Rappelons que Chantha, notre correspondante pour la diaspora, a interviewé récemment Ousa dans le cadre de sa série de portraits de Khmers atypiques à travers le monde. L'occasion de (re)faire connaissance avec cet auteur ambitieux.
L’homme qui déclare « Il est temps pour nous Khmers de raconter nos histoires épiques et de démontrer au monde que nous possédons également une imagination incroyable » est un fils de militaire originaire de Battambang, arrivé très jeune aux USA, suite à la sombre époque des Khmers rouges.
Bénéficiant d’une jeunesse peu exposée au racisme, il dévoile en exclusivité quelques moments forts de son parcours de vie.
Entretien :
Quelles étaient vos passions étant jeune ?
« Dès mon plus jeune âge, je me suis plongé dans le dessin, la peinture et la sculpture, jusqu’à ce que je me concentre sur la musique lorsque je suis entré au lycée. Apprendre à jouer du piano m’a fasciné. Malheureusement, au début, je n’avais personne pour m’enseigner et je n’avais pas non plus les moyens de m’acheter un piano. C’est devenu ma principale passion.
Ensuite, j’ai réussi à convaincre mon grand-père de me fournir un peu d’argent pour un professeur particulier. Bien qu’il n’ait duré que deux sessions en raison de contraintes financières, cela m’a motivé et m’a appris les bases de la lecture et de l’écriture musicale.
« Tout au long de mes années de lycée et de mes premières années à l’université, la musique a occupé la majorité de ma vie. Je composais et écrivais plusieurs chansons chaque jour, les enregistrant sur des cassettes pour les partager avec mes amis et ma famille. »
Parallèlement, je faisais également partie d’une équipe de breakdance appelée Triangle des Bermudes. À son apogée, nous comptions de 80 membres et avons transformé notre nom en une société de production cinématographique : Bermuda Triangle Entertainment
À cette époque, vous ne vouliez également pas particulièrement être assimilé à un Cambodgien. Pourquoi ?
J’ai fini par croire aux stéréotypes sur les Cambodgiens et les Asiatiques en général. Sans aucun modèle cambodgien dans ma vie, je n’avais personne à admirer. Pendant ces années, j’étais entouré de gangs, de pauvreté et de jeux d’argent. Malheureusement, certaines des personnes âgées cambodgiennes que j’ai rencontrées n’étaient pas les meilleurs exemples. Même si je savais qu’il existait des modèles positifs, je ne trouvais personne d’inspirant dans l’environnement dans lequel je me trouvais. Je n’avais pas non plus une communication très ouverte avec mes parents.
À quel moment découvrez -vous l’histoire du Srok khmer et celle de votre famille ?

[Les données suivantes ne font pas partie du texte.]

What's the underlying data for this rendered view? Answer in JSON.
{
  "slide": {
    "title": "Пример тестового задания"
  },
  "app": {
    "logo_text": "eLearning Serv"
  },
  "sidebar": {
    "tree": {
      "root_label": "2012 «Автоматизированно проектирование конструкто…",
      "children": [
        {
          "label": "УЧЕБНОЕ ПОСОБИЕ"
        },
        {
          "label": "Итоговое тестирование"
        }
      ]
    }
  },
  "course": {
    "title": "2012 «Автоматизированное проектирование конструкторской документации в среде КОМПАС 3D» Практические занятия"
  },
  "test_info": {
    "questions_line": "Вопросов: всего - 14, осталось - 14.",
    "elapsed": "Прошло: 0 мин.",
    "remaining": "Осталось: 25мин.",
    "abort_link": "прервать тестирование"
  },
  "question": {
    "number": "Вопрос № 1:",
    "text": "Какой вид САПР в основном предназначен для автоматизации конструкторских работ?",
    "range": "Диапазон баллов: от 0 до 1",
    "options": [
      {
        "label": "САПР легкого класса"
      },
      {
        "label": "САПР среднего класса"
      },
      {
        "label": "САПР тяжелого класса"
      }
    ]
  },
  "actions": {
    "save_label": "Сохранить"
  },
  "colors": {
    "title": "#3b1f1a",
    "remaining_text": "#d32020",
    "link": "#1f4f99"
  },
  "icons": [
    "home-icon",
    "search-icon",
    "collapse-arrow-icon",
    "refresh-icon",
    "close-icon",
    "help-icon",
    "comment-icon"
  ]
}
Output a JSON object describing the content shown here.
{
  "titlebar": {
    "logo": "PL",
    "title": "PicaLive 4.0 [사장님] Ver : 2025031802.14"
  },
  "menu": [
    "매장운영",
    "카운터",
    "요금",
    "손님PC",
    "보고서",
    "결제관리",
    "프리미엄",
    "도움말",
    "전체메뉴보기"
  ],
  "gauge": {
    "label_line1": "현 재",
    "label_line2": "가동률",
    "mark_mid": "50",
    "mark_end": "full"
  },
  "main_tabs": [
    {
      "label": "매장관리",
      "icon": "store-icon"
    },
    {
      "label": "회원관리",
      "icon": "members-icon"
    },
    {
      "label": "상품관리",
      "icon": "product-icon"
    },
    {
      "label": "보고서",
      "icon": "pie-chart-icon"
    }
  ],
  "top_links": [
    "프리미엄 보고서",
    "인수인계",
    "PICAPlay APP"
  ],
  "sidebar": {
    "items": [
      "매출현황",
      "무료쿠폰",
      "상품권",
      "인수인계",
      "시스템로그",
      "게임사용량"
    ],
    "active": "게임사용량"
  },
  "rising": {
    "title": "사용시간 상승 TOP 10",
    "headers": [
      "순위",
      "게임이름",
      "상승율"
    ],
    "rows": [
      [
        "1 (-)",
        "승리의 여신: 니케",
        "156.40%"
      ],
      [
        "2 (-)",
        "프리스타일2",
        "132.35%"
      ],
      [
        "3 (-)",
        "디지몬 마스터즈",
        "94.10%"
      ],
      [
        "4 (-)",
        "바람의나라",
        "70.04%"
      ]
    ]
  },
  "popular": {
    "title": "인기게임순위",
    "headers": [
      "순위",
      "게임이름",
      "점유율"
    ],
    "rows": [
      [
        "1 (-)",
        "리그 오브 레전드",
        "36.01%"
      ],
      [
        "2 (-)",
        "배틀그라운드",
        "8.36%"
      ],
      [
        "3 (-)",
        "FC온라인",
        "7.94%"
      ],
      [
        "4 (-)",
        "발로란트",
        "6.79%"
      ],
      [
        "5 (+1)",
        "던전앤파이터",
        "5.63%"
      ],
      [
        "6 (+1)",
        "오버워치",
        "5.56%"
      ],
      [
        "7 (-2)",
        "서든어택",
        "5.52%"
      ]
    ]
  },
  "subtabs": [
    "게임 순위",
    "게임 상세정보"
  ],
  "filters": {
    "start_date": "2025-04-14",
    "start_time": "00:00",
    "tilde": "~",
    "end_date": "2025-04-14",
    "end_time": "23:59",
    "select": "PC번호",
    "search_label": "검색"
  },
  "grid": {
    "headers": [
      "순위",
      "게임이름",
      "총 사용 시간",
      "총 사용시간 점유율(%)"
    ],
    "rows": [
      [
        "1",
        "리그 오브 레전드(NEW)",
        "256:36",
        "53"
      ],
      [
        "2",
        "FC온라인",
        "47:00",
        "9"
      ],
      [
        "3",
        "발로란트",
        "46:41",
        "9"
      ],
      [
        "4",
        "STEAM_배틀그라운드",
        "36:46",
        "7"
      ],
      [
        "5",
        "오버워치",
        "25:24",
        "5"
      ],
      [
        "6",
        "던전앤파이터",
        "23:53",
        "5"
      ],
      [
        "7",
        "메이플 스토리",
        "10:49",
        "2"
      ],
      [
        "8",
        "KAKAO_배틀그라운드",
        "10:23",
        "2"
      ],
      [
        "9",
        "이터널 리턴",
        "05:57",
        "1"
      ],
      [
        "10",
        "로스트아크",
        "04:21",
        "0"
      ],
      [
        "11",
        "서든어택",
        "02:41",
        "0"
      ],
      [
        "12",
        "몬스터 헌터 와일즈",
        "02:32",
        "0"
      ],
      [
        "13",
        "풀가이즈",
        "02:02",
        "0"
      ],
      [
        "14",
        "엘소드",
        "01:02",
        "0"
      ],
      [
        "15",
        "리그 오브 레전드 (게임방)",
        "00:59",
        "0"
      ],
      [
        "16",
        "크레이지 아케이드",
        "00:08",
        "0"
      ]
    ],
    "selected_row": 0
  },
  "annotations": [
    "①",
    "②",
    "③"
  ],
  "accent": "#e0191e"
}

Au cours de ma dernière année de lycée, j’ai atteint un point où je me suis senti obligé de me plonger dans la vie de ma mère et de mieux comprendre ses expériences en grandissant au Cambodge. Cette conversation s’est avérée une véritable révélation pour moi. J’avais été inconscient des immenses souffrances que mes parents avaient endurées juste pour nous amener en Amérique et subvenir à nos besoins. De plus, c’est au cours de cette conversation que j’ai découvert l’existence de mes deux sœurs aînées, qui n’ont tragiquement pas survécu.
Au fur et à mesure que je continuais à me renseigner, ma mère s’est progressivement ouverte à moi, et ce processus m’a amené à développer une profonde appréciation de notre identité commune et de notre parcours en tant qu’individu.

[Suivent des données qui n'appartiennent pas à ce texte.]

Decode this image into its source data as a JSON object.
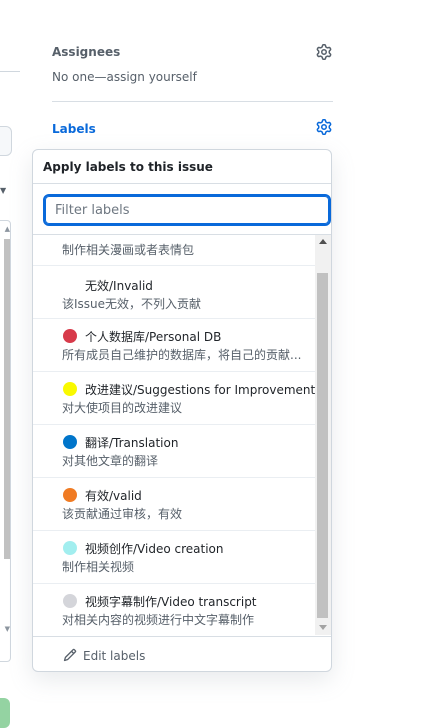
{
  "sidebar": {
    "assignees": {
      "heading": "Assignees",
      "value": "No one—assign yourself",
      "gear_icon": "gear-icon"
    },
    "labels": {
      "heading": "Labels",
      "gear_icon": "gear-icon"
    }
  },
  "dropdown": {
    "title": "Apply labels to this issue",
    "filter": {
      "placeholder": "Filter labels",
      "value": ""
    },
    "items": [
      {
        "name": "",
        "description": "制作相关漫画或者表情包",
        "color": ""
      },
      {
        "name": "无效/Invalid",
        "description": "该Issue无效，不列入贡献",
        "color": "#ffffff"
      },
      {
        "name": "个人数据库/Personal DB",
        "description": "所有成员自己维护的数据库，将自己的贡献...",
        "color": "#d73a4a"
      },
      {
        "name": "改进建议/Suggestions for Improvement",
        "description": "对大使项目的改进建议",
        "color": "#f9f900"
      },
      {
        "name": "翻译/Translation",
        "description": "对其他文章的翻译",
        "color": "#0075ca"
      },
      {
        "name": "有效/valid",
        "description": "该贡献通过审核，有效",
        "color": "#f07b23"
      },
      {
        "name": "视频创作/Video creation",
        "description": "制作相关视频",
        "color": "#a2eeef"
      },
      {
        "name": "视频字幕制作/Video transcript",
        "description": "对相关内容的视频进行中文字幕制作",
        "color": "#d4d5da"
      }
    ],
    "footer": {
      "label": "Edit labels",
      "icon": "pencil-icon"
    }
  },
  "colors": {
    "accent": "#0969da",
    "muted_text": "#57606a",
    "border": "#d0d7de"
  }
}
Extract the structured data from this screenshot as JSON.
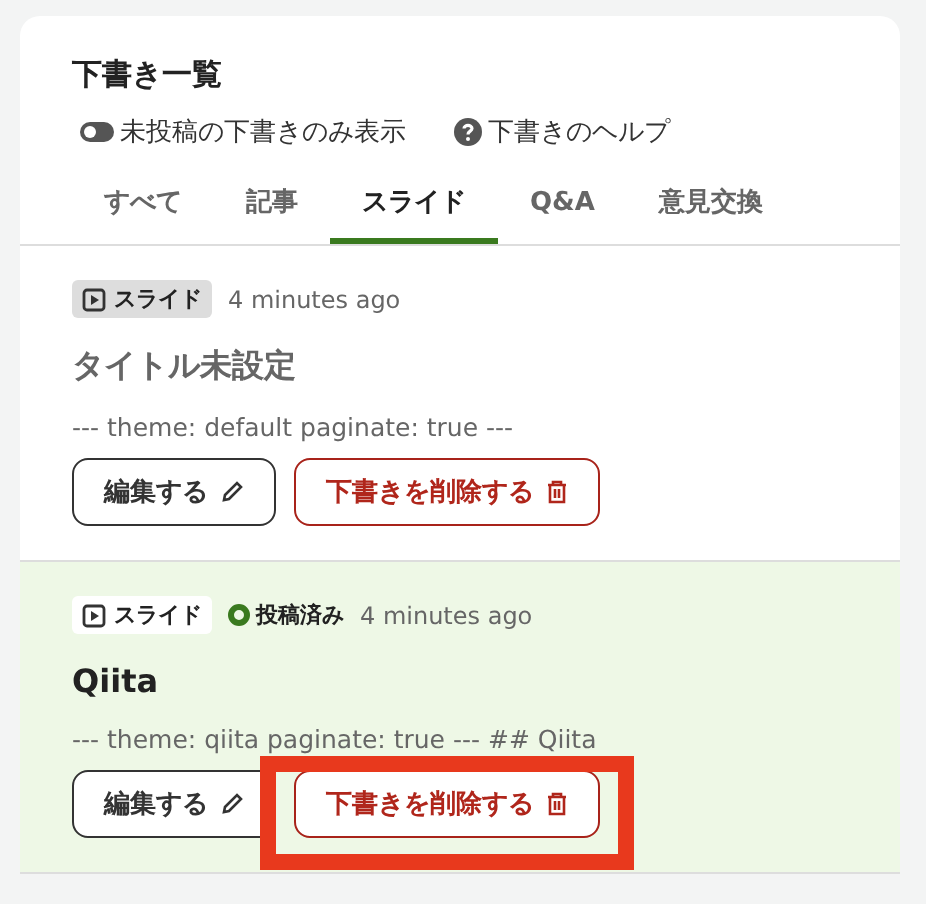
{
  "header": {
    "title": "下書き一覧"
  },
  "filters": {
    "toggle": {
      "label": "未投稿の下書きのみ表示",
      "on": false
    },
    "help": {
      "label": "下書きのヘルプ"
    }
  },
  "tabs": [
    {
      "label": "すべて",
      "selected": false
    },
    {
      "label": "記事",
      "selected": false
    },
    {
      "label": "スライド",
      "selected": true
    },
    {
      "label": "Q&A",
      "selected": false
    },
    {
      "label": "意見交換",
      "selected": false
    }
  ],
  "drafts": [
    {
      "type_label": "スライド",
      "posted": false,
      "time": "4 minutes ago",
      "title": "タイトル未設定",
      "title_placeholder": true,
      "excerpt": "--- theme: default paginate: true ---",
      "buttons": [
        {
          "kind": "edit",
          "label": "編集する",
          "highlighted": false
        },
        {
          "kind": "delete",
          "label": "下書きを削除する",
          "highlighted": false
        }
      ]
    },
    {
      "type_label": "スライド",
      "posted": true,
      "status": "投稿済み",
      "time": "4 minutes ago",
      "title": "Qiita",
      "title_placeholder": false,
      "excerpt": "--- theme: qiita paginate: true --- ## Qiita",
      "buttons": [
        {
          "kind": "edit",
          "label": "編集する",
          "highlighted": false
        },
        {
          "kind": "delete",
          "label": "下書きを削除する",
          "highlighted": true
        }
      ]
    }
  ]
}
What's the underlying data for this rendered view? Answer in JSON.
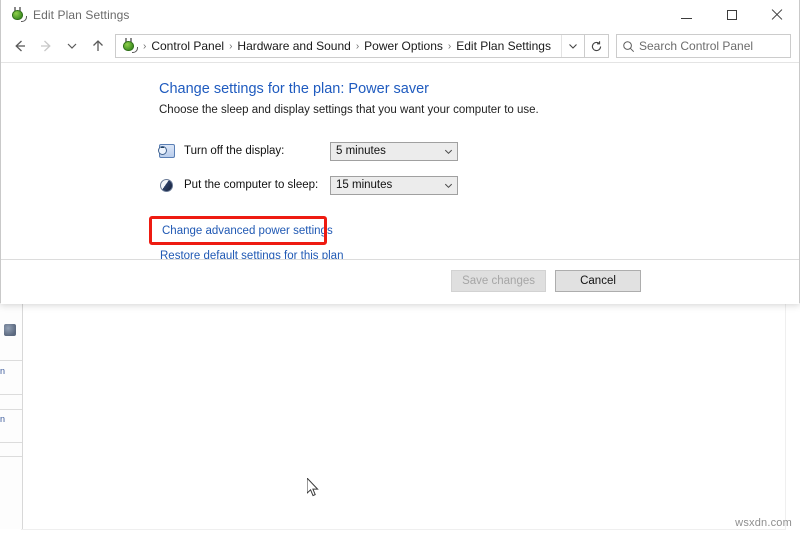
{
  "window": {
    "title": "Edit Plan Settings",
    "title_icon": "power-plug-icon",
    "controls": {
      "minimize": "Minimize",
      "maximize": "Maximize",
      "close": "Close"
    }
  },
  "navbar": {
    "back": "Back",
    "forward": "Forward",
    "recent_locations": "Recent locations",
    "up": "Up one level",
    "breadcrumb": [
      "Control Panel",
      "Hardware and Sound",
      "Power Options",
      "Edit Plan Settings"
    ],
    "breadcrumb_separator": "›",
    "breadcrumb_dropdown": "chevron-down-icon",
    "refresh": "Refresh",
    "search": {
      "placeholder": "Search Control Panel",
      "value": "",
      "icon": "search-icon"
    }
  },
  "content": {
    "heading": "Change settings for the plan: Power saver",
    "subheading": "Choose the sleep and display settings that you want your computer to use.",
    "settings": [
      {
        "icon": "display-clock-icon",
        "label": "Turn off the display:",
        "value": "5 minutes"
      },
      {
        "icon": "sleep-sphere-icon",
        "label": "Put the computer to sleep:",
        "value": "15 minutes"
      }
    ],
    "links": {
      "advanced": "Change advanced power settings",
      "restore": "Restore default settings for this plan"
    }
  },
  "footer": {
    "save_label": "Save changes",
    "save_enabled": false,
    "cancel_label": "Cancel"
  },
  "annotation": {
    "color": "#ee1b11",
    "target": "Change advanced power settings"
  },
  "watermark": {
    "text": "wsxdn.com"
  },
  "background": {
    "fragments": [
      "n",
      "n"
    ]
  }
}
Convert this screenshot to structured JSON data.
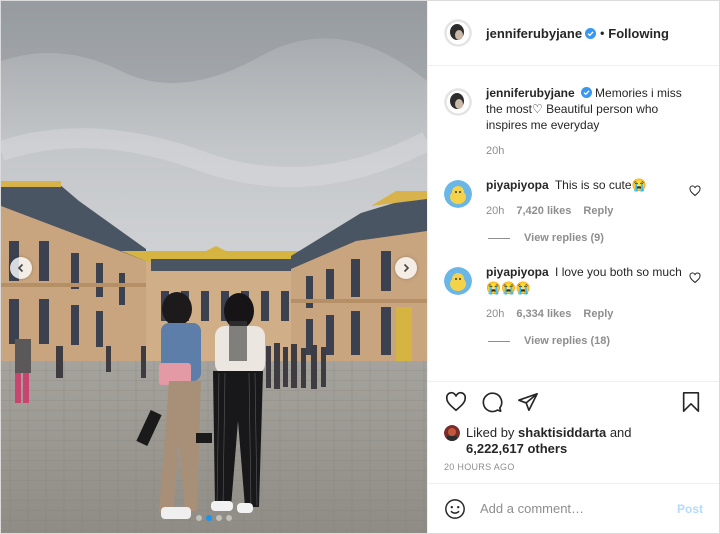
{
  "post": {
    "author": "jenniferubyjane",
    "follow_status": "Following",
    "separator": "•",
    "caption": "Memories i miss the most♡ Beautiful person who inspires me everyday",
    "caption_time": "20h",
    "carousel": {
      "total": 4,
      "active_index": 1
    }
  },
  "comments": [
    {
      "username": "piyapiyopa",
      "text": "This is so cute😭",
      "time": "20h",
      "likes": "7,420 likes",
      "reply_label": "Reply",
      "view_replies": "View replies (9)"
    },
    {
      "username": "piyapiyopa",
      "text": "I love you both so much😭😭😭",
      "time": "20h",
      "likes": "6,334 likes",
      "reply_label": "Reply",
      "view_replies": "View replies (18)"
    }
  ],
  "likes_bar": {
    "liked_by_prefix": "Liked by",
    "liked_by_user": "shaktisiddarta",
    "and_word": "and",
    "others_count": "6,222,617 others",
    "timestamp": "20 HOURS AGO"
  },
  "add_comment": {
    "placeholder": "Add a comment…",
    "post_label": "Post"
  },
  "colors": {
    "verified": "#3897f0",
    "post_button_disabled": "#b3dbff",
    "carousel_dot_active": "#1a94f0",
    "text_primary": "#262626",
    "text_secondary": "#8e8e8e"
  },
  "icons": [
    "chevron-left-icon",
    "chevron-right-icon",
    "verified-badge-icon",
    "heart-outline-icon",
    "comment-icon",
    "share-icon",
    "bookmark-icon",
    "emoji-icon"
  ]
}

Quels sont les faits les plus marquants de ce récit (notamment sur vos parents) ?
Ma mère me racontait toujours l’histoire de notre naissance. Pour faire court, mon frère jumeau et moi sommes nés dans un hôpital sans électricité. Il n’y avait qu’une seule bougie, et les médecins et les infirmières ne savaient pas qu’elle allait donner naissance à des jumeaux. Je suis sorti jambe la première et je ne peux même pas commencer à imaginer l’immense douleur que ma mère a dû endurer. Il y a plus dans l’histoire, mais c’était l’essentiel du jour où nous sommes nés.

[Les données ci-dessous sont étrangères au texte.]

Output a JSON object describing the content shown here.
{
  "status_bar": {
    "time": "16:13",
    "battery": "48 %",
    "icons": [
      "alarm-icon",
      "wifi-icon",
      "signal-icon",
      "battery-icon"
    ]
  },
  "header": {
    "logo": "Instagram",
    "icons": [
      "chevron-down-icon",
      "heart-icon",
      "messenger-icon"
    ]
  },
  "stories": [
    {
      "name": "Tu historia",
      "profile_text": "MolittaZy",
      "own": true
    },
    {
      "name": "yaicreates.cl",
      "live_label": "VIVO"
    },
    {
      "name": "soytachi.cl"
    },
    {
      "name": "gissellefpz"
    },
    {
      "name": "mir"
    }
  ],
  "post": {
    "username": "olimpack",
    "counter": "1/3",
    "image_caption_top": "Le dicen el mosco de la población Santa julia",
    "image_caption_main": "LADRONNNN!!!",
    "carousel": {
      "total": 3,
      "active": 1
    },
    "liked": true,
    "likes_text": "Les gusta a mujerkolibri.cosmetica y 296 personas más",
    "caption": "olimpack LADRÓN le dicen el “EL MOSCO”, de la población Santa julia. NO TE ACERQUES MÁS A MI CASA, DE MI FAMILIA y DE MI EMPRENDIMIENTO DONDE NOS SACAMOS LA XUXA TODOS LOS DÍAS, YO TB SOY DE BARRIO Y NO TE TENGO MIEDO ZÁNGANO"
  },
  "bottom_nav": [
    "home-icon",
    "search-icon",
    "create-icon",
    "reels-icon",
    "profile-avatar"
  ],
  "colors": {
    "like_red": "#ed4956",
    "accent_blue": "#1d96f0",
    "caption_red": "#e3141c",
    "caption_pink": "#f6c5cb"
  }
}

« Honnêtement, j’aurais aimé connaître un peu plus mon père, mais il est malheureusement décédé quand j’avais environ 10 ans. Donc je ne l’ai jamais vraiment connu. »
Une histoire qui s’est toujours démarquée, c’est quand ma mère et mon père ont été envoyés plusieurs fois dans la « fosse de la mort » pendant le génocide cambodgien…et ma mère a réussi à convaincre les gardes d’épargner leur vie, pas une, mais trois fois.
Je voulais également mentionner que mon père et ses amis ont été les premiers Cambodgiens à produire, écrire et réaliser un long métrage aux États-Unis en 1982-83.
Quels furent les effets de ces révélations sur vous ?
Mon point de vue en tant qu’Américain Cambodgien a évolué, menant à une appréciation plus profonde de ma culture, de mes traditions et de mes croyances.
Vous avez un frère jumeau, qui évolue dans l’industrie cinématographique comme vous. Vos compétences sont complémentaires, mais différentes. Quels sont vos points forts respectifs ?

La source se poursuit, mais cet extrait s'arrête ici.